The thing about episodic books, of which The Hobbit is one, is that each episode has to really grab you in order to keep you engaged.  Many of the events of The Hobbit don’t matter to the overarching plot, killing the dragon and getting the treasure, except insofar as they all contribute to making Bilbo a little braver.  I like Gollum; I like it when Bilbo cleverly helps his friends to escape the wood-elves; and I like it when Bilbo is chatting to Smaug.  I am neutral on Elrond and the spiders, and on Bilbo’s handling of the Arkenstone.  I do not care for the trolls, the goblin tunnels, the Warg fighting, or the fact that, dude, some random human guy shows up and gets to kill Smaug!

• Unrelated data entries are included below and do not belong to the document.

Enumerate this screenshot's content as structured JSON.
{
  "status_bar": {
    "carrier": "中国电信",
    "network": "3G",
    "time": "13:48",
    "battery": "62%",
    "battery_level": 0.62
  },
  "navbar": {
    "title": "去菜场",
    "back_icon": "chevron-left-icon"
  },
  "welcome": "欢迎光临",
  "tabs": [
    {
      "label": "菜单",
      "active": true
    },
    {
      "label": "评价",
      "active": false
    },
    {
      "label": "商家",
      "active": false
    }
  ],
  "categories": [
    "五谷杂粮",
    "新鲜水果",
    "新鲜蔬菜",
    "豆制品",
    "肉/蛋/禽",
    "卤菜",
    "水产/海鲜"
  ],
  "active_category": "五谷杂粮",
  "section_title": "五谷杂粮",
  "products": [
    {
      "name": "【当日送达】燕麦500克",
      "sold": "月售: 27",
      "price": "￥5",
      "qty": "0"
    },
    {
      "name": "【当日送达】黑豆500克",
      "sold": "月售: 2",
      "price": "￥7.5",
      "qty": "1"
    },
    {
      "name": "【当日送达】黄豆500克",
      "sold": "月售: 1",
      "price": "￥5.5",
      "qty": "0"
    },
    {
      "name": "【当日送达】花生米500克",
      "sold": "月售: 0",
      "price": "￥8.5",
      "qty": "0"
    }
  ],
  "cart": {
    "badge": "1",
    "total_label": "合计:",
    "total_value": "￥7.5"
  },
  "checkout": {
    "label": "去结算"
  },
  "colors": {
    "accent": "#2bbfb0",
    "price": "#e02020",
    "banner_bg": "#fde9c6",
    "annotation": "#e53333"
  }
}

The best thing, to me, was definitely Bilbo himself.  He grows as a character, getting braver and more sure of himself, and ultimately being considered the leader of the expedition, but whatever happens, he is always most interested in getting back to his comfy hobbit-hole.  Towards the end he even kinda sells out Thorin to get himself home faster, which, you know, I understand the sentiment, but I’m not sure I applaud the action.  I am curious to see how he changes between the end of The Hobbit and the start of Lord of the Rings, though.  Having read Lord of the Rings a good seven to eight years after The Hobbit, I remember being confused by references to Bilbo’s backstory.

The Lord of the Rings Readalong continues apace!  Loving the Lord of the Rings Readalong!